Canadian Plastics

Canadian auto sales down in January: Scotiabank

Canadian Plastics   

Automotive Economy Market Forecast

Vehicle purchases in the U.S. also dropped in January, a new report from Scotiabank said, as sales activity rebalances from strong gains in late-2018 and adverse weather conditions keep buyers at bay.

Canadian auto sales declined by 7.2% year-over-year (y/y) in January, for an eleventh consecutive month of year-on-year drops, a new report from Scotiabank said.

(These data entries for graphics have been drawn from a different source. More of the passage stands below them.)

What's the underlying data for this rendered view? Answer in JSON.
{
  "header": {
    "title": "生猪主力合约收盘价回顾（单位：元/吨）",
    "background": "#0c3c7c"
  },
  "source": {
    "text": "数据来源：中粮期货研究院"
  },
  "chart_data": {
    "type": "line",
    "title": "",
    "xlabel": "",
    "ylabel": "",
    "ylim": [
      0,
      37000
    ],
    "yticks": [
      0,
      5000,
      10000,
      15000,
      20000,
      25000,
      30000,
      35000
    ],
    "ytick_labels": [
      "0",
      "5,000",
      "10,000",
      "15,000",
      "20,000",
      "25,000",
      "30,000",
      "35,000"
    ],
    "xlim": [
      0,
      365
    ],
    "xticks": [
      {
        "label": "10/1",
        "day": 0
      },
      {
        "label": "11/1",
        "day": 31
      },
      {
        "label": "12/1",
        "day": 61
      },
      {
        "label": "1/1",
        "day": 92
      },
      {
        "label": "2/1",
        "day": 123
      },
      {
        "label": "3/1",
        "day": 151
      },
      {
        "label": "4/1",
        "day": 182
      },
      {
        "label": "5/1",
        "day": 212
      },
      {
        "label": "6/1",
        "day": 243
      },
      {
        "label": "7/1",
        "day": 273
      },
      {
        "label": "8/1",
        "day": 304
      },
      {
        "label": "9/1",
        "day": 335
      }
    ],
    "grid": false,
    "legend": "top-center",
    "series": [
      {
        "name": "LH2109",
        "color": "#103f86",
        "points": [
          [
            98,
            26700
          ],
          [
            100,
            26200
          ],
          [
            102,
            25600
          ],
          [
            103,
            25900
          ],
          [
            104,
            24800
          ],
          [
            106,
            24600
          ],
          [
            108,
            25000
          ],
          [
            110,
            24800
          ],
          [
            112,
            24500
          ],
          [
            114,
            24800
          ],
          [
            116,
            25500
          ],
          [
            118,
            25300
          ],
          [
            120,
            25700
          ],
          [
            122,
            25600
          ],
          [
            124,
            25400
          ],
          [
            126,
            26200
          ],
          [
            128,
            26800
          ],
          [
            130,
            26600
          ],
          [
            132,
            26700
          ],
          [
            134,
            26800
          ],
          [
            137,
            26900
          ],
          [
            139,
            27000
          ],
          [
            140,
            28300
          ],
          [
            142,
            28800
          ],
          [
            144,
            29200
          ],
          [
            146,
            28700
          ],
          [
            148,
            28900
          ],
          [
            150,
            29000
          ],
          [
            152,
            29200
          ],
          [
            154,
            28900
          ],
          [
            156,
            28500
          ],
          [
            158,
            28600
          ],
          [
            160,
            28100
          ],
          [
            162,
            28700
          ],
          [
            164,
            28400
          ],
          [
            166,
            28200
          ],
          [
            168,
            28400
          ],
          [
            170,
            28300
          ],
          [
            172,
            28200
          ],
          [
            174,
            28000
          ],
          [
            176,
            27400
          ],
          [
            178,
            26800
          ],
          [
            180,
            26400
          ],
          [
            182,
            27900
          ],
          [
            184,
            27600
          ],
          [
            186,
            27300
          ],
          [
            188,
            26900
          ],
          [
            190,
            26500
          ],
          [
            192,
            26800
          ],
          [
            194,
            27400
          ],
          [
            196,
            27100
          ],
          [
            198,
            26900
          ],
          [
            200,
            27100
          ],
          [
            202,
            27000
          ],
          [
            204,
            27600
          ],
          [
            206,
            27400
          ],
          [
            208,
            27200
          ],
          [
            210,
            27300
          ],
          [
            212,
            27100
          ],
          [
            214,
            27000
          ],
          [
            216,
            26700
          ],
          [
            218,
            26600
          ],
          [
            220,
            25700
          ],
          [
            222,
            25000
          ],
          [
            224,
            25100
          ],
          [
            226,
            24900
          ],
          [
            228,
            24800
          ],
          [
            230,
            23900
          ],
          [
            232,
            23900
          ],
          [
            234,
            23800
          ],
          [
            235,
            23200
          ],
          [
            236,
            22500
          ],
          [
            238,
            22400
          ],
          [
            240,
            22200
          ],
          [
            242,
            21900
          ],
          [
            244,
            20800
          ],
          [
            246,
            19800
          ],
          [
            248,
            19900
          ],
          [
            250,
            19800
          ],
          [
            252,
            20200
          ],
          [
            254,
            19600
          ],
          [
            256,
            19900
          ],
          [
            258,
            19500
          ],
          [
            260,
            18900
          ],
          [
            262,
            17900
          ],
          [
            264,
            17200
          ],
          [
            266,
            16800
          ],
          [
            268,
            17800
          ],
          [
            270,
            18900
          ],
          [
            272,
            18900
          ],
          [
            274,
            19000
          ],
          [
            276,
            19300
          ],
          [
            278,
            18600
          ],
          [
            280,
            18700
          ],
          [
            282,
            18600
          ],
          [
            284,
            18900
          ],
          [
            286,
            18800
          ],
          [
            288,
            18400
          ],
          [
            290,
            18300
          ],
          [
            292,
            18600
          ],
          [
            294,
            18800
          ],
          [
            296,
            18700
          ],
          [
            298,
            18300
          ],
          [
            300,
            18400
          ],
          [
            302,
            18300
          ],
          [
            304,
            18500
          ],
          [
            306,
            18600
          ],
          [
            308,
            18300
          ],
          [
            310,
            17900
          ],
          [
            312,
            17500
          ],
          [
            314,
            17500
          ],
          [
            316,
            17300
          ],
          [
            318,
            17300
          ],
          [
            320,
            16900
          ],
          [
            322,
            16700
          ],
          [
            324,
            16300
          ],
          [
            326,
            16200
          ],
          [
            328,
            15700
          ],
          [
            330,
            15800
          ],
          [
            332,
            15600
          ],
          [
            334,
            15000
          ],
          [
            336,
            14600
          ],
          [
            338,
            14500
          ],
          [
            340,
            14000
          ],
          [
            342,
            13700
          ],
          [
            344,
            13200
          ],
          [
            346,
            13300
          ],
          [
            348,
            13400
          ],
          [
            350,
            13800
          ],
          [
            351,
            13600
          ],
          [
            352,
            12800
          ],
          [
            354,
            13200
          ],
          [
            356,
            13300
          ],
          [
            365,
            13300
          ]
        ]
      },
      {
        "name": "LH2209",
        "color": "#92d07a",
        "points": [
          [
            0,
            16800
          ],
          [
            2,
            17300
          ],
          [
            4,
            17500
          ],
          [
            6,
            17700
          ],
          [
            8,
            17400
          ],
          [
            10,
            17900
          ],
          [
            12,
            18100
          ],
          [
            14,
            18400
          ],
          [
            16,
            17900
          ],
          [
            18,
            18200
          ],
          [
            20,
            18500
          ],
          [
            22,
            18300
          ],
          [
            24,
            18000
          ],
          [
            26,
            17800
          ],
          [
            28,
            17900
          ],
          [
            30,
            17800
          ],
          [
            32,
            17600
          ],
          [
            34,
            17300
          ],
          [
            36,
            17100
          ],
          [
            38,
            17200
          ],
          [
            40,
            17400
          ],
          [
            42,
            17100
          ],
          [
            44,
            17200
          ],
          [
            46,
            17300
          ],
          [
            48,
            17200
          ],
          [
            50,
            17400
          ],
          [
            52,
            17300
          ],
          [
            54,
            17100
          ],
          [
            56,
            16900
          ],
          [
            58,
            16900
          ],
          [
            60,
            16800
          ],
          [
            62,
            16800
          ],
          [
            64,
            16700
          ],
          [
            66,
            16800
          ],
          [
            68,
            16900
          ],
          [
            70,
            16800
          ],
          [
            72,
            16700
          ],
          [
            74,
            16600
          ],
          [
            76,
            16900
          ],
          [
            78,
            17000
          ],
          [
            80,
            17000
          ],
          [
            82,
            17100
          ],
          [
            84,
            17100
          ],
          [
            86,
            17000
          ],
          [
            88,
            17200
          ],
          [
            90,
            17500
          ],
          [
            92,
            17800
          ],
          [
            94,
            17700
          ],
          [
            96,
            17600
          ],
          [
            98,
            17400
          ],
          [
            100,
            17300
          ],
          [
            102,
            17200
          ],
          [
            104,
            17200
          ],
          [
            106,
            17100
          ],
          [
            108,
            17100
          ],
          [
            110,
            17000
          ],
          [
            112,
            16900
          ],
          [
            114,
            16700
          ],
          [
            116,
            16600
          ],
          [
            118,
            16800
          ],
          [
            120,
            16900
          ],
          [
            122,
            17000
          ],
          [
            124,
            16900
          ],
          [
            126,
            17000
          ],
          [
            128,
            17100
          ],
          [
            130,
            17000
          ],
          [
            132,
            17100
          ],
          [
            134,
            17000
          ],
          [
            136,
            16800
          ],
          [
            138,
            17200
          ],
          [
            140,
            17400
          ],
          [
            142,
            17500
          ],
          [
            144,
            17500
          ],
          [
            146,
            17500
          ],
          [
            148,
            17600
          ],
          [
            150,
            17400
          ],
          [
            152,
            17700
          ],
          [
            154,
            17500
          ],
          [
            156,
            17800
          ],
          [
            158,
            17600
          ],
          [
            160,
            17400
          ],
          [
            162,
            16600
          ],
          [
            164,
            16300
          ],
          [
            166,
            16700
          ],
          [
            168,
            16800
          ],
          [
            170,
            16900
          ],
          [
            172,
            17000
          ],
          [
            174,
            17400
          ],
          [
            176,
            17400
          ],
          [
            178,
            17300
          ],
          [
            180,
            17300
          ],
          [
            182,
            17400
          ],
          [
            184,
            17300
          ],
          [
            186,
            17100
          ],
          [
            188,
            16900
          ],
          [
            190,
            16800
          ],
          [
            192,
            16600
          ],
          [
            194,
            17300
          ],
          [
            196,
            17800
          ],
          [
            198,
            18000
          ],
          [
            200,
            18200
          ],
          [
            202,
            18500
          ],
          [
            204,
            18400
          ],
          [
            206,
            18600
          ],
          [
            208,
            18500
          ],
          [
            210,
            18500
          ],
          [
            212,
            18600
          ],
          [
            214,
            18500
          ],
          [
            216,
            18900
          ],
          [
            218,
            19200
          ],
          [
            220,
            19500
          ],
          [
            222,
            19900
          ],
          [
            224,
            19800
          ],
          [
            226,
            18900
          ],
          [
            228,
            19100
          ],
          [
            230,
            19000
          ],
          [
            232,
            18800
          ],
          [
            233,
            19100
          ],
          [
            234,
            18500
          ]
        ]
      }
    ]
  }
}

The long series of monthly sales drops follows record-high January sales in 2018, Scotiabank said in its latest Auto News Flash. “Following particularly weak sales activity in the final quarter of 2018, purchases rose by 4.4% month-over-month (m/m) from December to an annualised total of 1.91 million units delivered in seasonally-adjusted terms,” the report said. “Auto sales continue to face headwinds of slowing employment growth and rising interest rates. We forecast vehicle purchases to total 1.93 million units sold in 2019, down from 1.98 million and 2.04 million in 2018 and 2017, respectively.”

In the United States, meanwhile, January vehicle purchases fell sharply by 5.3% m/m in seasonally-adjusted terms as sales rebalance from a strong performance in the final third of 2018; sales contracted by 2.1% in year-on-year terms.

“The monthly percentage drop [in the U.S.] was the steepest since May 2011 with sales falling below the 17-million mark for the first time since August 2018 to 16.60 million units delivered,” the report said. “Adverse weather conditions in the Midwest and East Coast regions in the second half of January – and to a lesser degree, the government shutdown – may have weakened auto purchases beyond a softening from end-year sales activity. We project U.S. auto sales to tick down to 16.8 million units delivered from 2018’s total of 17.2 million units sold.”